Thursday, 27 February 2014

Everything that is wrong with Facebook

I don't log into Facebook very often, and when I do it's nearly always the cut-down, mobile version that I use. Imagine my surprise then, on logging into the full-fat version this morning, to find this at the top of my timeline:

I might like Dappy. Then again...
Facebook suggested this

Yes, I suppose it is not beyond the realms of possibility that I might. And then I will hug and kiss some poisonous snakes.

Monday, 17 February 2014

By popular demand...

...by which I mean one request...

Last June, Rol suggested I write music blog. Despite the facts that (a) music is already the thing I write about most on this blog and (b) I don't have much spare time, I've given it a go. It's called The Sound City Sessions and, as you can see, is deliberately minimalist and designed to be maintainable with the least possible time and effort on my part.

Despite its name, it has nothing to do with Liverpool Sound City or the Dave Grohl movie, so don't get your hopes up or anything. And at the moment, it has no traffic. I'll give it three months - if it still has no traffic then, it will perish. So don't get too attached or anything either...

Thursday, 13 February 2014

Separated at birth V - Danny Alexander and Beaker

Muppet lab technician BeakerTreasury Chief Secretary Danny AlexanderI'm doubtless not the first person to spot a worrying similarity between Dr Bunsen Honeydew's lab tech sidekick Beaker (left, borrowing Dr Honeydew's glasses for disguise) and George Osborne's treasury sidekick Danny Alexander (right). Were they separated at birth? Perhaps more worryingly, have they ever been seen together? Or even in different places at the same time? No, I thought not.

I guess I could make a hackneyed, tired old joke here and say that those politicians in Whitehall, they're just a bunch of muppets, right? But come on, you expect better of me, surely?

For completists: Separated at birth I, II, III an IV.

Tuesday, 4 February 2014

A reason to be anaethetised

The press are having a quiet field day with Philip Seymour Hoffman's death, as each salacious detail is drip-fed to a waiting world. Coverage seems to have become incrementally more slavering, along the lines of:

  1. Hoffman has sadly died. RIP.
  2. Ooh. Hoffman had a history of drug use and rehab.
  3. OOH! Police found 70 bags of heroine in his apartment.
  4. OMFG! He was found with a syringe in his arm. Like this somehow makes his death more/less tragic (delete as applicable to the mentality of your newspaper).

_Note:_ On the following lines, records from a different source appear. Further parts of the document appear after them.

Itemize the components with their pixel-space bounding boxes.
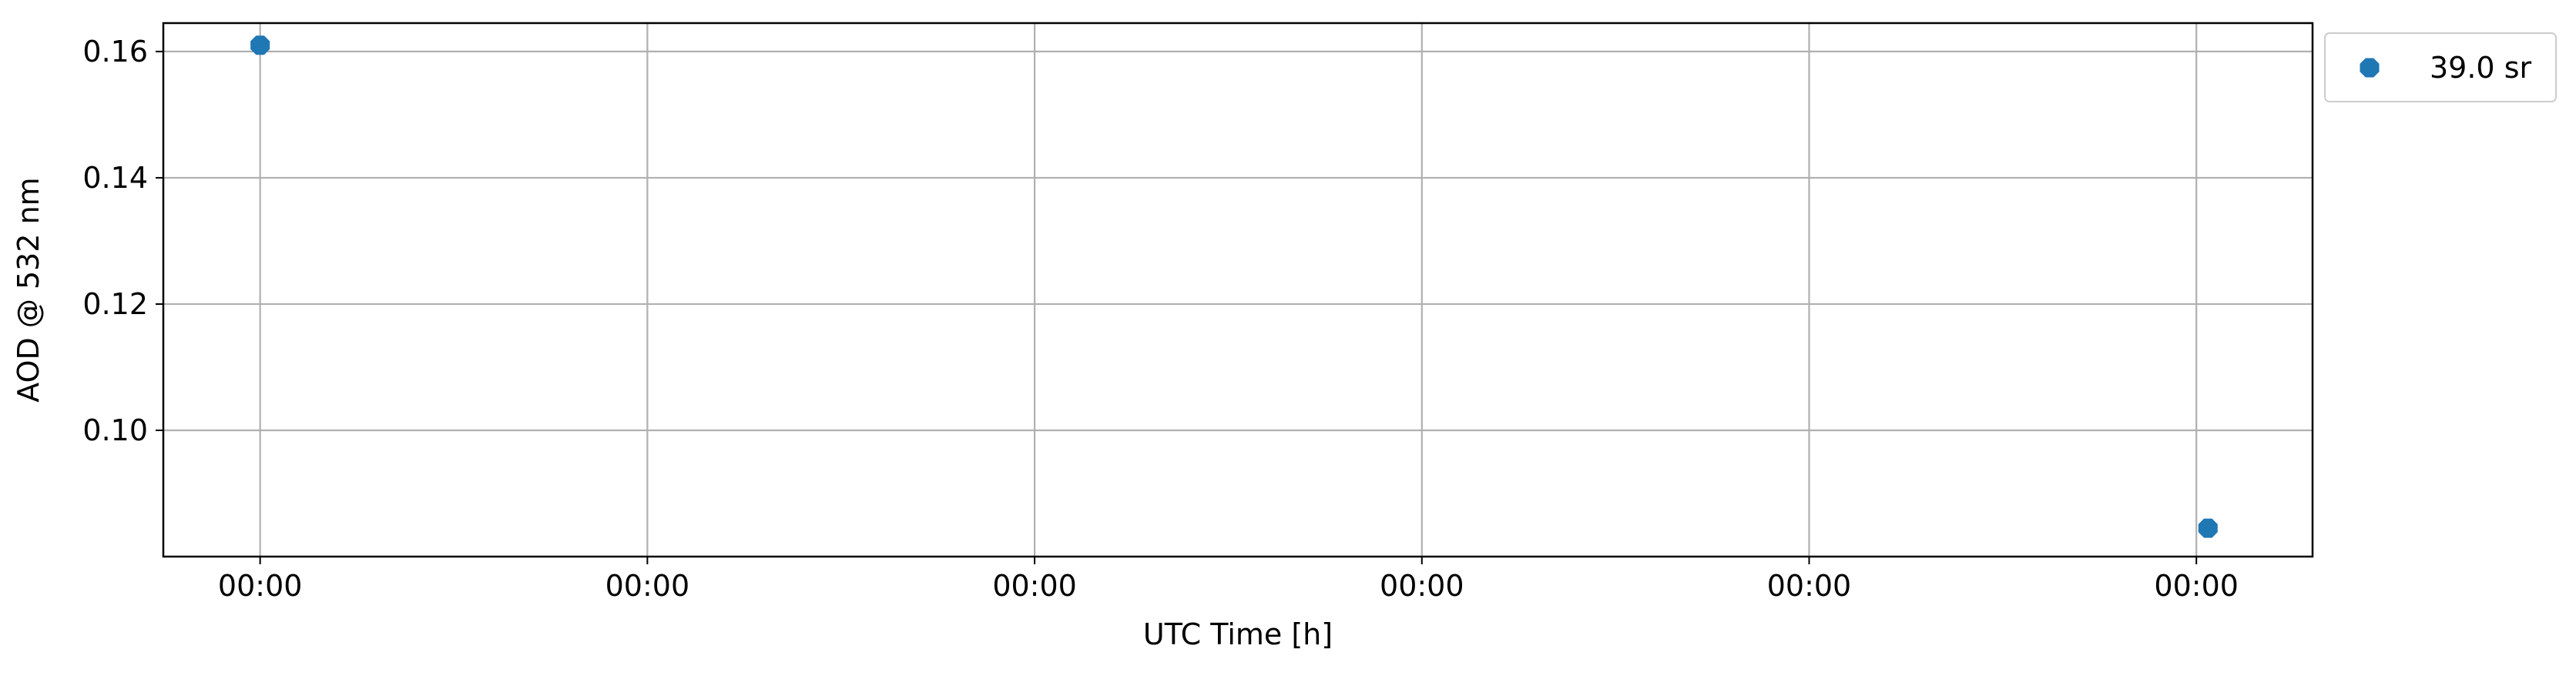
legend-marker-icon — [2360, 58, 2380, 78]
legend-marker-shape — [2360, 58, 2380, 78]
x-axis-label: UTC Time [h] — [1143, 617, 1333, 651]
legend-label: 39.0 sr — [2430, 51, 2531, 85]
y-axis-label: AOD @ 532 nm — [12, 177, 45, 402]
legend-box — [2324, 32, 2557, 102]
y-tick-label: 0.16 — [82, 35, 148, 69]
legend: 39.0 sr — [2324, 32, 2557, 102]
x-tick-label: 00:00 — [992, 569, 1077, 603]
scatter-point — [250, 35, 270, 55]
grid — [163, 23, 2313, 557]
y-tick-label: 0.12 — [82, 287, 148, 321]
scatter-point — [2198, 518, 2218, 538]
y-tick-label: 0.14 — [82, 161, 148, 195]
y-tick-label: 0.10 — [82, 413, 148, 447]
x-tick-label: 00:00 — [605, 569, 690, 603]
x-tick-label: 00:00 — [2154, 569, 2239, 603]
axis-ticks: 00:00 00:00 00:00 00:00 00:00 00:00 0.10 0.12 0.… — [82, 35, 2239, 603]
data-points — [250, 35, 2218, 538]
x-tick-label: 00:00 — [1380, 569, 1464, 603]
x-tick-label: 00:00 — [1767, 569, 1852, 603]
plot-area-frame — [162, 22, 2314, 558]
x-tick-label: 00:00 — [218, 569, 303, 603]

It's all pretty tawdry, emblematic of the state of the British press. I'm not going to link to it on a point of principle, but the Daily Wail details "Hoffman's final descent into drugs" in bold bulletpoints. It's not hard to imagine a sub-editor drooling as he explains to his minions how neither bold nor bulletpoints are sufficient on their own to convey the nation's outrage/intrigue. The same article later shows a photograph of Hoffman asleep on a plane - you know, because that is clearly relevant to his drug issues, as he was obviously

  • OUT COLD!

rather than just, you know, sleeping on a plane. And by the way, that photo was taken by a member of the public, presumably without the sleeping Hoffman's consent. Reflects well on the public, doesn't it?

Don't get me wrong, I'm not belittling drug addiction, and I'm not belittling someone's death in apparently sorry circumstances either. I just loathe the joyous muck-raking from certain sections of the media that accompanies any such event.

In the midst of all this so-called journalism, there was one little nugget on Newsnight, in which Will Self (who I sometimes admire and sometimes think is a bit of a tool) was interviewed by Jeremy Paxman (ditto). I especially liked Paxo's question at about 1.55, and Self's answer. Have a watch to reassure yourself that it is still possible to drill into serious issues without descending into news frottage.

Monday, 3 February 2014

Libraries... use them, or lose them?

National Libraries Day - use it, love it, join it!
The library - use it, love it, join it... or lose it?
This Saturday, the 8th of February, is National Libraries Day. As an avid reader and wannabe writer, libraries are special places for me, and I'm very lucky in this regard: there's a well-stocked and active library in the village, and I'm just five miles, as the crow flies, from the busiest library in Britain. And my parents are still regular customers of the mobile library van they took me to as a child.

National Libraries Day seeks to celebrate the diverse services modern libraries offer, in the hope that those who have forgotten their value get a timely reminder. And timely is the operative word there, for in these days of austerity, library budgets are an easy target for council spending cuts. First there will just be shorter opening hours, then there will be fewer mobile libraries, and finally just fewer libraries of any description... and that would be a calamity.

So take a look at National Libraries Day, see what's going on at a library near you or, better still, simply dust off your library card and go and get a book out. At the risk of stating the obvious, the easiest way to support, and hence preserve, your local library is simply to use it for its primary purpose.